Son mesaj - Gönderen: Recep Ergin - Salı, 01 Kasım 2011 23:40
Sitemizin yeni hali www.gumushane.gen.tr/v2 adresinde test edilmektedir. Lütfen belirli aralıklarla ziyaret ederek, yaşadığınız aksaklıkları ve önerilerinizi admin@gumushane.gen.tr adresinden veya buradaki formdan bize bildirin.
Köşe Yazıları Bölgesi

Köşe Yazıları->Ali Coşkun HİRİK->KİM MAHVETTİ BU GÜZELİM MEMLEKETİ? [ Arama ]

KİM MAHVETTİ BU GÜZELİM MEMLEKETİ?
Başlık KİM MAHVETTİ BU GÜZELİM MEMLEKETİ?
Açıklama -
Siteye Ekleyen Recep Ergin
      Bu yazıma bir zamanlar diye yazarak başlayacağım.    

     Evet, evet, yaşadığımız ilçe olarak Kelkit bizce bir zamanlar çok güzel bir kentti. Çünkü Gümüşhane’de, Kelkit’te yaşayan insanlar güzeldi.  

     Bu insanların, kendilerine göre tutarlı bir ahlak anlayışı, bağlı oldukları gelenek ve görenekleri vardı; bu ahlak çizgisinin temelinde hümanizm yatardı, hatır gönül vardı, iyi komşuluk vardı...
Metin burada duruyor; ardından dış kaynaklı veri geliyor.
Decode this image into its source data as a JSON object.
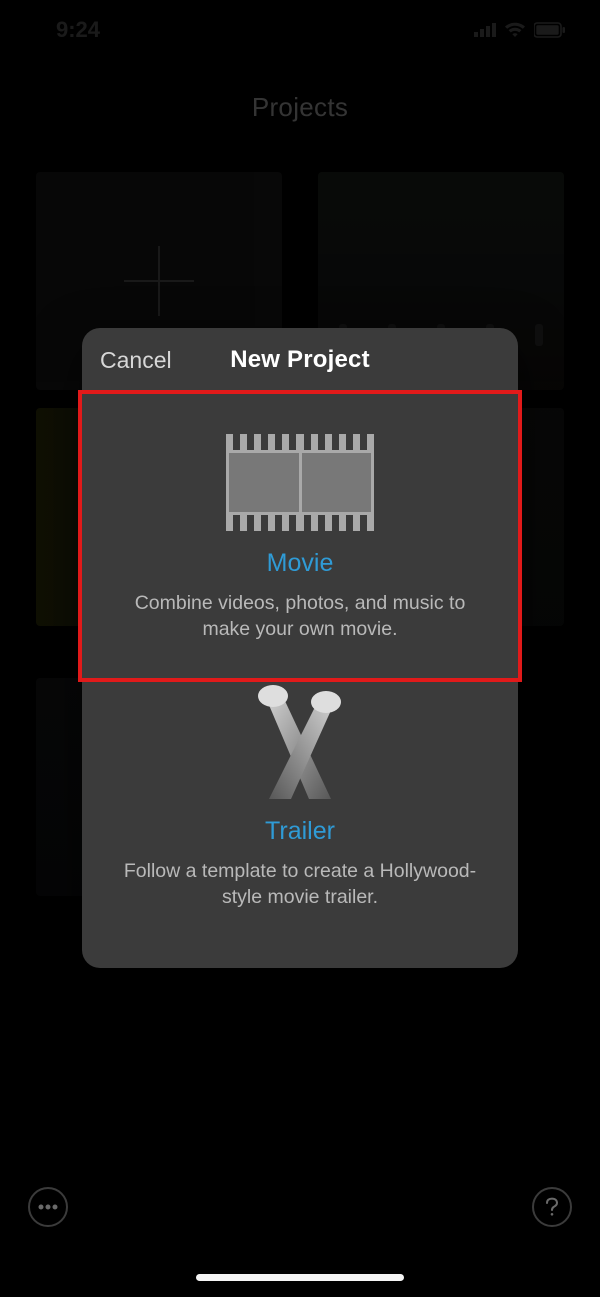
{
  "status": {
    "time": "9:24"
  },
  "page": {
    "title": "Projects"
  },
  "sheet": {
    "cancel": "Cancel",
    "title": "New Project",
    "movie": {
      "label": "Movie",
      "desc": "Combine videos, photos, and music to make your own movie."
    },
    "trailer": {
      "label": "Trailer",
      "desc": "Follow a template to create a Hollywood-style movie trailer."
    }
  }
}
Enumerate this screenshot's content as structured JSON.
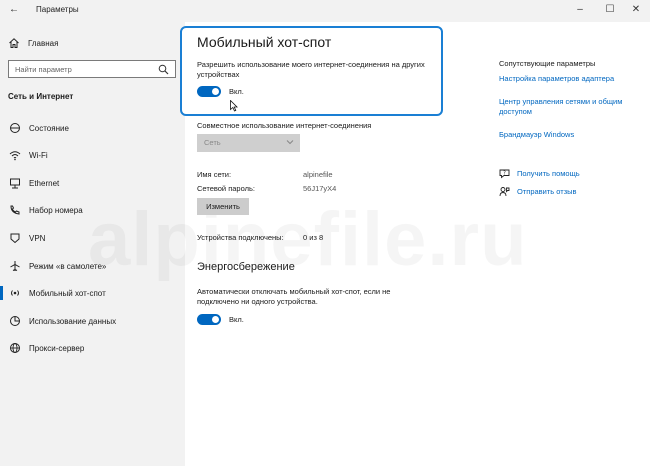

     Çok eski bir kuşağın temsilcisi sayılmam, genç kuşakla da çok fazla örtüştüğüm bir yanım yok. Dolayısıyla eskiyle yeni arasında, kendimi ara yerde, orta bölgede kalmış gibi hissediyorum. Ne çok eskiyim, ne de yok yeni ve genç. Geçmişten geleceğe aktarmak istediğim duygu, düşünce ve özelliklerim olduğu için kendimi bir bakıma “taşıyıcı” hissediyorum.
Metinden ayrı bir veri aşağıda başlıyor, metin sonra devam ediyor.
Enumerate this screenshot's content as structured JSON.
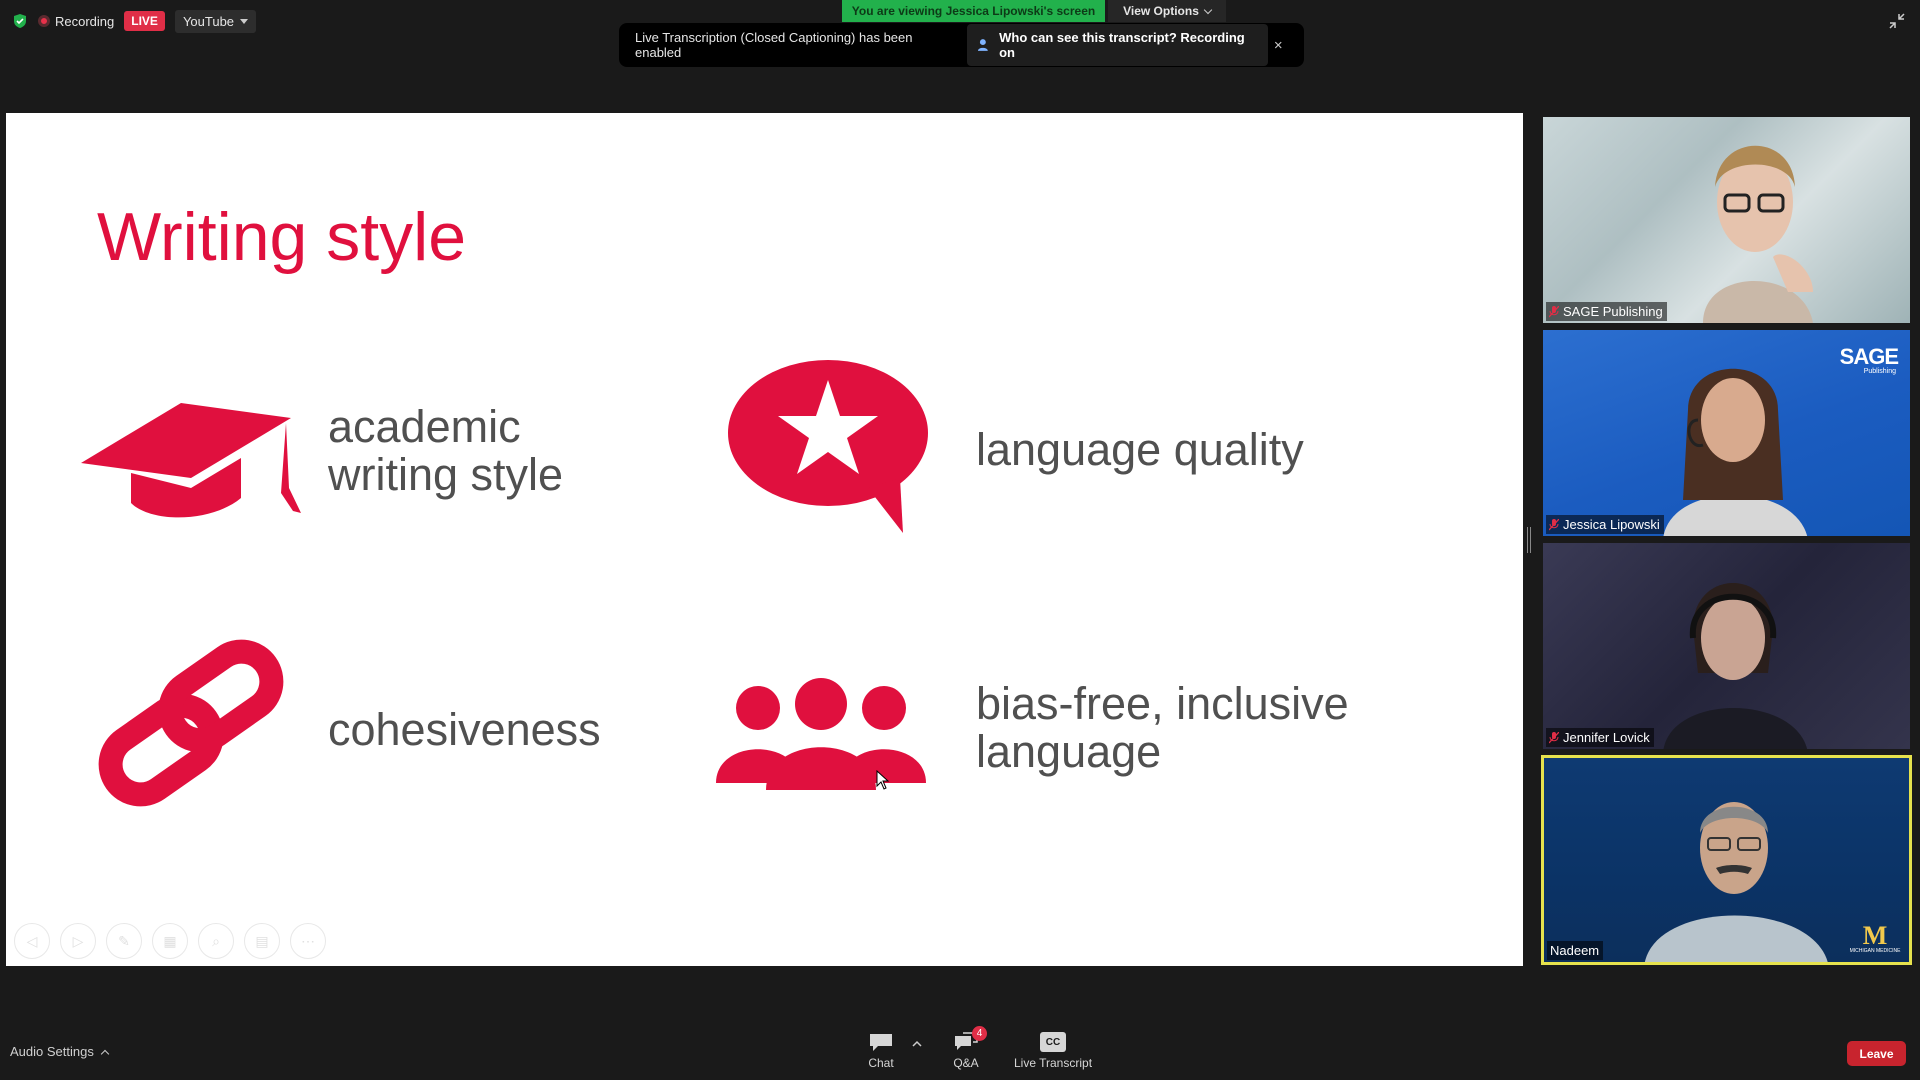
{
  "top": {
    "recording_label": "Recording",
    "live_label": "LIVE",
    "stream_label": "YouTube",
    "viewing_banner": "You are viewing Jessica Lipowski's screen",
    "view_options": "View Options"
  },
  "notification": {
    "message": "Live Transcription (Closed Captioning) has been enabled",
    "who_button": "Who can see this transcript? Recording on",
    "close": "×"
  },
  "slide": {
    "title": "Writing style",
    "features": [
      {
        "line1": "academic",
        "line2": "writing style",
        "icon": "graduation-cap-icon"
      },
      {
        "line1": "language quality",
        "line2": "",
        "icon": "star-speech-bubble-icon"
      },
      {
        "line1": "cohesiveness",
        "line2": "",
        "icon": "chain-link-icon"
      },
      {
        "line1": "bias-free, inclusive",
        "line2": "language",
        "icon": "people-group-icon"
      }
    ],
    "accent_color": "#e0103e",
    "text_color": "#505050"
  },
  "participants": [
    {
      "name": "SAGE Publishing",
      "muted": true
    },
    {
      "name": "Jessica Lipowski",
      "muted": true,
      "logo": "SAGE",
      "logo_sub": "Publishing"
    },
    {
      "name": "Jennifer Lovick",
      "muted": true
    },
    {
      "name": "Nadeem",
      "muted": false,
      "active_speaker": true,
      "logo": "M",
      "logo_sub": "MICHIGAN MEDICINE"
    }
  ],
  "bottom": {
    "audio_settings": "Audio Settings",
    "chat": "Chat",
    "qa": "Q&A",
    "qa_badge": "4",
    "live_transcript": "Live Transcript",
    "cc_icon_text": "CC",
    "leave": "Leave"
  }
}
     Eski beni ne kadar cezp ediyorsa, yeni beni bir o kadar ürkütüyor.
 
     “Eskiden” insanlarımız doğayı seviyor, doğallığı yaşam biçimi olarak benimsiyordu. Bir akarsuyun boşa akmasını kendine dert edinen insanların memleketiydi Kelkit... Harman kaldırırken yerdeki karıncanın hakkını gözeten, bu birkaç tane buğday tanesi de onların hakkıdır diyen kimselerin memleketiydi Kelkit…. Her yıl ağaçların tepesinde kuşlar (leylekler için)  için de birkaç yuva yapan, o yuvayı yapıp koruyan bir kuşağın çocuklarıydık…
 
     Hemen hemen her evde  kedi, köpek beslenir, bu canlıları, Yaratan’dan ötürü sevmek gerektiğine inanılırdı.
 
     Yoksul komşusuna bir tabak yiyecek vereceği zaman kimseler görmesin diye, akşamın karanlığını bekleyen, o komşunun kapısını sertçe değil, hafifçe çalan  insanların kentiydi Kelkit.... (Rahmetli dedem bu yüzden beni azarlamıştı!)
 
     Sadelik, gösterişten uzak durmak, hayır işlerini gizli tutmak, müeddep suskunluk, aç gezse bile aç olduğunu belli etmemek gibi erdemlerin diyarıydı Kelkit.
 
     Tüketici değil, üreticiydi bizden önceki kuşaklar. Yaz kış kendi ürettiğiyle geçinir, ekmeğini tandırda kendi pişirir, zahiresini, salçasını, turşunu, tarhanasını, kendi hazırlar; tatlısını tuzlusunu kendi kotarırdı. Hazır yiyici değildi. (Şimdiye ait çok önemli bir not: Ekmek elden su gölden anlayışı belirgin bir şekilde hissediliyor, odum kömür parası devletten, destekleme parası devletten, sağlık parası devletten, erzak parası devletten! Aman Allah’ım, kim düşürdü insanlarımızı bu hale. Devletin bu şekilde yoksullukla mücadele etmesini anlayamıyorum. !)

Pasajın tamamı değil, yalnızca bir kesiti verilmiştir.